In my recent book Mindmelding: Consciousness, Neuroscience, and the Mind’s Privacy (Oxford, 2012) I argue that it is indeed possible for one person to directly experience the conscious states of another. A large body of evidence points to our conscious states themselves residing in the back of the brain’s cortex. If we connected one person’s conscious states to another person’s sense of self—which I argue resides in the front of the brain, in the prefrontal lobes—we would have achieved true mindmelding. Unlike Krista and Tatiana, there would not be two copies of the conscious state, but only one, so that the two people would be experiencing exactly the same conscious state. As with the twins, they might have different reactions to the state, but that is because they retain their individual selves. If I am correct that our sense of self resides primarily in our prefrontal lobes, this jibes with the observation that Krista and Tatiana each possess their own sense of self, since their brains each have their own prefrontal lobes, which are not connected.

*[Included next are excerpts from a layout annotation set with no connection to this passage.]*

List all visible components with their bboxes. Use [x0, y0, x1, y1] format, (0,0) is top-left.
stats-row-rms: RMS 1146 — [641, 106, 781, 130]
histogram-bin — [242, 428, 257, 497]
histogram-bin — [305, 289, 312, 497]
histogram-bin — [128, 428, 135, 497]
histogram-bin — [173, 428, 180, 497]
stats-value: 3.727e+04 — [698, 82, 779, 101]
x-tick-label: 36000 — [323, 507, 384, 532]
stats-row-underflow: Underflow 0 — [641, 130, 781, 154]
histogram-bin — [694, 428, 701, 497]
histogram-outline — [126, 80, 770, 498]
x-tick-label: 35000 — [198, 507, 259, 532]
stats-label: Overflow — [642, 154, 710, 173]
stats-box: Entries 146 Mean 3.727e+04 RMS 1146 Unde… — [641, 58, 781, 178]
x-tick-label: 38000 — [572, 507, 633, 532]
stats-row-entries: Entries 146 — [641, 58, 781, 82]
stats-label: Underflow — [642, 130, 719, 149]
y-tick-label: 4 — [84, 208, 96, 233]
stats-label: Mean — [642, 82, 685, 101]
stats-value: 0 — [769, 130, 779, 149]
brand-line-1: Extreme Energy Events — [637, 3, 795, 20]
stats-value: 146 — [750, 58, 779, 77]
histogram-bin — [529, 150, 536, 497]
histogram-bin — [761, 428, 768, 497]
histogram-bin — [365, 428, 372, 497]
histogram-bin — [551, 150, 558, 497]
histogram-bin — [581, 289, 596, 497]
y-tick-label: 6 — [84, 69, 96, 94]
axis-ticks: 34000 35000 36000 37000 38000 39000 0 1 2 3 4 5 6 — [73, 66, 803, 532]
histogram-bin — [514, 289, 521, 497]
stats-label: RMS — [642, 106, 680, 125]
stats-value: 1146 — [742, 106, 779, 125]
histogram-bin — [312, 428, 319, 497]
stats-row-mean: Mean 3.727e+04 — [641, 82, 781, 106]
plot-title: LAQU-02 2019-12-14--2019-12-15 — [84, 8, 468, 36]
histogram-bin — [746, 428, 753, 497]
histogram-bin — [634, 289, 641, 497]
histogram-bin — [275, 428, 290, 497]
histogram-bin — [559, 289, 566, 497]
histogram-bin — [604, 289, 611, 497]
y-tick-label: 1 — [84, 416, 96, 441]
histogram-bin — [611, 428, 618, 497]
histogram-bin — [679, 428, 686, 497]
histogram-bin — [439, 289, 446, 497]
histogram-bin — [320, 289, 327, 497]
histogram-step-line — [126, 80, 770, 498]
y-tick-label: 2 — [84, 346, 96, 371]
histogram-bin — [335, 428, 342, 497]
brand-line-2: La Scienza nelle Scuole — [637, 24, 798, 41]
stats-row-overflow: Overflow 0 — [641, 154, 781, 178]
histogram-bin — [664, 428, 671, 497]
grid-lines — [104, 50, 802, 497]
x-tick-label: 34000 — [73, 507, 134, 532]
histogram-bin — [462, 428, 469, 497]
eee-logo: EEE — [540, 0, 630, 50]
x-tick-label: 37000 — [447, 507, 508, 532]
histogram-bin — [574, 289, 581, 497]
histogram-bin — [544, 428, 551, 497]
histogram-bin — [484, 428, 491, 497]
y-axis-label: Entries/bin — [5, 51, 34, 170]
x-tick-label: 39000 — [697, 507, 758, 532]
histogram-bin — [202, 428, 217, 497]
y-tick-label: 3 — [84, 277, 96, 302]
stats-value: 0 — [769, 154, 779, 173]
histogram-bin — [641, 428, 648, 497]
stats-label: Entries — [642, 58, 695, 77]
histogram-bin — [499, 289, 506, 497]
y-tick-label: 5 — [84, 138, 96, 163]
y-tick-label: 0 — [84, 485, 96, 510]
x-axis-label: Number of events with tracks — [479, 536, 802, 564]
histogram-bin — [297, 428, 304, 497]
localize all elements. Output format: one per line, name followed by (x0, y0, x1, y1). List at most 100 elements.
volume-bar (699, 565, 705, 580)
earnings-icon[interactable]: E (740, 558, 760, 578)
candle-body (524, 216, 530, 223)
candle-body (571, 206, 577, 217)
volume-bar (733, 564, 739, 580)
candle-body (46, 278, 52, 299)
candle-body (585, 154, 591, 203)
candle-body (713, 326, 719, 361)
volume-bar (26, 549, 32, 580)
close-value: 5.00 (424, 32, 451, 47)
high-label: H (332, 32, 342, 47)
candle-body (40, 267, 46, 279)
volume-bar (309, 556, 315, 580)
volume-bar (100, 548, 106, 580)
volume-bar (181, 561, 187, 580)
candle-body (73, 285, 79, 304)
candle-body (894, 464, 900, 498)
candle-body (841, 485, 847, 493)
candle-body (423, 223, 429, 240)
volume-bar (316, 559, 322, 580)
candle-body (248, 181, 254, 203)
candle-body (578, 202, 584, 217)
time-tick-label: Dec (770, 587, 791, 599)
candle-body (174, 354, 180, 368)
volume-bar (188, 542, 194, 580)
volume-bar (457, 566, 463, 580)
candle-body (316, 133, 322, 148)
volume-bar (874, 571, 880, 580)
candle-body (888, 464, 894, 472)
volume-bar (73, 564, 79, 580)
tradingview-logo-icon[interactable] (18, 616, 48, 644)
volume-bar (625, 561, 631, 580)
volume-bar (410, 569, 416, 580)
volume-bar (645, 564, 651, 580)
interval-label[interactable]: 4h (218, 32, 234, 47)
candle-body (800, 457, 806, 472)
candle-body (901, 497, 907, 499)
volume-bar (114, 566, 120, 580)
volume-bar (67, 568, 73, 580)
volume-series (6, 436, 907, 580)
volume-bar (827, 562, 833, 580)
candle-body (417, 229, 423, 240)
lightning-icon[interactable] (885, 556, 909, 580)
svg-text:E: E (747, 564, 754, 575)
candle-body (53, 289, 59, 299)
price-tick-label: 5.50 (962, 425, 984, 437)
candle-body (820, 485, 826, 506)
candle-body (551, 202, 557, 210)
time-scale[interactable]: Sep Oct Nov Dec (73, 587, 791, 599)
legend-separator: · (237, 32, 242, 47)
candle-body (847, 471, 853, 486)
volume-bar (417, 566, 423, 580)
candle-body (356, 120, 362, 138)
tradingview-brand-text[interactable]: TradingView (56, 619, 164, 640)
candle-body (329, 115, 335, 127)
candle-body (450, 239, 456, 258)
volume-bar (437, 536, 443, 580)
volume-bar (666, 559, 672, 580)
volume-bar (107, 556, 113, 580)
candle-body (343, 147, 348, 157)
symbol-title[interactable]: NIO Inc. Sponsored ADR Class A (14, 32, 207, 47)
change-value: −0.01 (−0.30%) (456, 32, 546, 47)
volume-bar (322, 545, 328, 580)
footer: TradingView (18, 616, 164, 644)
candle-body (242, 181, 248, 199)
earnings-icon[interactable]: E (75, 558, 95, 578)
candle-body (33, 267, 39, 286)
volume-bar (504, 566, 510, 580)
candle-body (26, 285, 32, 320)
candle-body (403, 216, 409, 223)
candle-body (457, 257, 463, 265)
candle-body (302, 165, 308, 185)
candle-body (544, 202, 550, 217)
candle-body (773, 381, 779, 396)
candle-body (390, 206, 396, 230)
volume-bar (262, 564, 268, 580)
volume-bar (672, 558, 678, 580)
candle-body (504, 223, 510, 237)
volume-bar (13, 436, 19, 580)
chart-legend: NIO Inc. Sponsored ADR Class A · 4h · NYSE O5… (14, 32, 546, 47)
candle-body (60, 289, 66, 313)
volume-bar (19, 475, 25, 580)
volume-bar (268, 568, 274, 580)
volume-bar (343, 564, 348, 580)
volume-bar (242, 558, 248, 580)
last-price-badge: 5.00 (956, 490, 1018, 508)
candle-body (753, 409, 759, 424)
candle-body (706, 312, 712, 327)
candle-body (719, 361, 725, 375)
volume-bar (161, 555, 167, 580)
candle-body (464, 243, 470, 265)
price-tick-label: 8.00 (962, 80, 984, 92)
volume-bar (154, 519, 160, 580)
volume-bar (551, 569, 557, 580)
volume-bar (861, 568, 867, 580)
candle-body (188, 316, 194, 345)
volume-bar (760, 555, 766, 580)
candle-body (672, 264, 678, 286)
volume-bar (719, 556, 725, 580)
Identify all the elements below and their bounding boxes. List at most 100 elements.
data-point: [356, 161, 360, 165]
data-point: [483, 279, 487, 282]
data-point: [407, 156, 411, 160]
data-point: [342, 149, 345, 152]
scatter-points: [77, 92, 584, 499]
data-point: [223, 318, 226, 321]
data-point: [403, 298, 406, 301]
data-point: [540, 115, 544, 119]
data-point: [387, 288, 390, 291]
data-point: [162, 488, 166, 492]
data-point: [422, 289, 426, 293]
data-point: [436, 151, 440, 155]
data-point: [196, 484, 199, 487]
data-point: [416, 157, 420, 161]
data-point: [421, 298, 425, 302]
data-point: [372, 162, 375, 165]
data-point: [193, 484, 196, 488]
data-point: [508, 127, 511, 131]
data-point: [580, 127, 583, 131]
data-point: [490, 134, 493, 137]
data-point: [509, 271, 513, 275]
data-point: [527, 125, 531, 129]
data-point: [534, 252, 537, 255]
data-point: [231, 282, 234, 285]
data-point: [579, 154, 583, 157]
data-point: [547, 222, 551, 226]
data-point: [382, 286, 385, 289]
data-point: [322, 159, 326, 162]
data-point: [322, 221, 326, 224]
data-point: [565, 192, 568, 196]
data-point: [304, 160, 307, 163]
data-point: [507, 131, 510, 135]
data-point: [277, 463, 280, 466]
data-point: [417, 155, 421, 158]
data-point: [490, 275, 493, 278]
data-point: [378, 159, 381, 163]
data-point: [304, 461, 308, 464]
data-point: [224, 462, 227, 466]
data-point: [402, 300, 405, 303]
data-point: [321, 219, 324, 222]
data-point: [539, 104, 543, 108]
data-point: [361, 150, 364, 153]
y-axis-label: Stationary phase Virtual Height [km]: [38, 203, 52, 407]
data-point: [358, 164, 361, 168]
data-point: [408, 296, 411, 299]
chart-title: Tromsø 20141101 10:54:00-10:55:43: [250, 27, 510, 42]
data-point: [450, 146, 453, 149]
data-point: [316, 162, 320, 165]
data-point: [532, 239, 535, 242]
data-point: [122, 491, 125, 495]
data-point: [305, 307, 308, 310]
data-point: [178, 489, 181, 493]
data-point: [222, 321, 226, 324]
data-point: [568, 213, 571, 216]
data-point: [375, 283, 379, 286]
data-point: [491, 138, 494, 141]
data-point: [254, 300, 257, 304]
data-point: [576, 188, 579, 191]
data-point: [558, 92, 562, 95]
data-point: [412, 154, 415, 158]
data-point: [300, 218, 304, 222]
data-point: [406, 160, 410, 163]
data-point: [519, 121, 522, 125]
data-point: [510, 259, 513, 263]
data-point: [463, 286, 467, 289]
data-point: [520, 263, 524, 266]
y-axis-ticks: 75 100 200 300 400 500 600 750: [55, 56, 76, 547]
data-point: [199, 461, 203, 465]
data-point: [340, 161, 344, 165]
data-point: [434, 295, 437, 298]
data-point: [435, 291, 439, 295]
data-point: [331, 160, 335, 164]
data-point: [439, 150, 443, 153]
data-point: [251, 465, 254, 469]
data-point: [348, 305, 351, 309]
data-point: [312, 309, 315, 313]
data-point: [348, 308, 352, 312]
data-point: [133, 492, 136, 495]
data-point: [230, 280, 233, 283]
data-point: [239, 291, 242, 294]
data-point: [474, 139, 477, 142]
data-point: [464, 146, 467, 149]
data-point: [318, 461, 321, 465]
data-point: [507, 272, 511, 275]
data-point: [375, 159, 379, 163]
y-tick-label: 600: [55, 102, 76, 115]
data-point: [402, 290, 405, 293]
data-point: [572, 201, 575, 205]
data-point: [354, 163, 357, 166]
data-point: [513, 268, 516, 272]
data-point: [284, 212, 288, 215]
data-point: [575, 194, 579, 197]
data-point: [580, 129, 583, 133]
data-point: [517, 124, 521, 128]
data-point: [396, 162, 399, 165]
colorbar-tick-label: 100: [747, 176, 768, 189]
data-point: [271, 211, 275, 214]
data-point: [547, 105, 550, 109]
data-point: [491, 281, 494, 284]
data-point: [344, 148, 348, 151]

If we allow the possibility of mindmelding, many of the problems surrounding the notion of consciousness and its place in nature become treatable in a straightforward scientific manner. And we do not have to invent an entirely new metaphysical category in order to understand consciousness, or give up on the problem, or claim that our minds are unreal.
So the answer to the question that forms the title of the New York Timespiece, “Could conjoined twins share a mind?” is Yes. But so far, there is no evidence that they actually do.